Needing to appear beautiful in order to capture a husband creates an insufferable tension, since that same beauty makes the woman vulnerable to male lust. Embarrassed at the state a woman has reduced him to, Blunt is ready to exact revenge upon the innocent Florinda, and Frederick is perfectly willing to participate. Florinda is beautiful and readily available, and just as in the scene in the garden with Willmore, this is more than enough. Yet Belvile would not love her were it not for her beauty, which is what first caught his eye and allowed their love to begin. Similarly, Willmore's attraction to Angelica is entirely based upon her beauty, which has also secured her business and future. Yet Angelica derives great pride and enjoyment from being desired. She does not seem to care about the sexual act, but she demands love continuously. Her beauty makes her an object of flattery, and so for Angelica beauty, not sex, gives her pride and ultimately makes her susceptible to Willmore's flattery, even despite his poverty.

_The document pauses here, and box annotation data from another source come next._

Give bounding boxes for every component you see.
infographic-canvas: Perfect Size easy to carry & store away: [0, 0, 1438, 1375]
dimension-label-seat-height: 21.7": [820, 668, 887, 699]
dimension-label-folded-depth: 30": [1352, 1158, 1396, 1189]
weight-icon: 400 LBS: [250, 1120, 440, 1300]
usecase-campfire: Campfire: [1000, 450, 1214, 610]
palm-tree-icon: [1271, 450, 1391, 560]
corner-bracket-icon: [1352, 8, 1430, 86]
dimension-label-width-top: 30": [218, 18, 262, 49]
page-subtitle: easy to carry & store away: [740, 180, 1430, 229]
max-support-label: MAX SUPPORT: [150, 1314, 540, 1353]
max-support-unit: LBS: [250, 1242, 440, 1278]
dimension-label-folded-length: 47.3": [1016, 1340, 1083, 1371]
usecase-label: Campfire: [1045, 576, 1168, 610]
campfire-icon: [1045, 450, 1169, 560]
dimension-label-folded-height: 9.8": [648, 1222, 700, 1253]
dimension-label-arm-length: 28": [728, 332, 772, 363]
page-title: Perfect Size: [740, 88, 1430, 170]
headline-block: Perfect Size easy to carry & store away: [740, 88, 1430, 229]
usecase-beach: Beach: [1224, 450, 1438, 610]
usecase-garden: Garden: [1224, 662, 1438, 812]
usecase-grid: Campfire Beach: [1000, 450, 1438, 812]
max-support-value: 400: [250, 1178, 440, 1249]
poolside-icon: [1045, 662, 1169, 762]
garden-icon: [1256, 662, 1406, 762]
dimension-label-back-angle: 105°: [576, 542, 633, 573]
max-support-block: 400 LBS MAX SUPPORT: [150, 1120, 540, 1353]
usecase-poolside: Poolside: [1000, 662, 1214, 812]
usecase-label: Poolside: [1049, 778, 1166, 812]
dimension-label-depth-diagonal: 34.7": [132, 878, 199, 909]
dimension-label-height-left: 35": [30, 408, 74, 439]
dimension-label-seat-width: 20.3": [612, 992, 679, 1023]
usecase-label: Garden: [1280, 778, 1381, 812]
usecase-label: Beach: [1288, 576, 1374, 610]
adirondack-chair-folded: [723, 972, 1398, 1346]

Hellena expresses sensual desires, but Angelica has financial reasons for becoming a prostitute and then enjoys men's loutish assessments of her beauty. Unlike Hellena, Angelica desires outside approval for her beauty. Willmore's honest desire for Angelica overwhelms her reason and causes her to become envious, to ruin her business, and to pursue an obviously incompatible man. Angelica's need to be beautiful has led her into love, but her beauty alone is not enough. Behn uses Angelica to demonstrate the folly of appearance-based love.
Angelica's pursuit of Willmore, however, does not have the same ingenuity that Hellena's does. Angelica straightforwardly expresses her wish to have Willmore to herself, becomes angry when he flirts with other women, and upbraids him for inconstancy whenever she sees him. She nags and argues and offers her body. Hellena, on the other hand, gives Willmore full permission to do as he wishes. Hellena makes him swear to love only her, but then condemns herself for do that and pardons him for breaking the oath immediately. She teases him rather than argues with him, and she agrees that virtue is overrated. Furthermore, Hellena does not require that Willmore's movements or inclinations be curtailed. By saying she is against marriage, yet constantly bringing their conversations back to it, she manages to twist Willmore into thinking that he would somehow be exacting revenge if they were to marry.
This twist is particularly interesting because Hellena and Willmore are equal only at this stage of courtship. Once married, Hellena's money becomes Willmore's, and their union will remove her legal rights. As a wife, Hellena would have no rights but those that Willmore granted her. Their equality only exists when she has the power to concede or to refuse. Yet she cannot refuse, for she loves Willmore. Her power is limited only to words and teasing, to manipulation through conversation, and the strength of her imagination. She can forge a personality, a link, and can force Willmore to consider her in certain ways. She can invent costumes to hide behind, but her imaginative steps are always vulnerable to Willmore's recognition of them. Just as he recognizes her and has the potential to ruin her, Hellena must always be wary of Willmore noticing her manipulations and seeing through them. She uses her intellect to direct him without his noticing.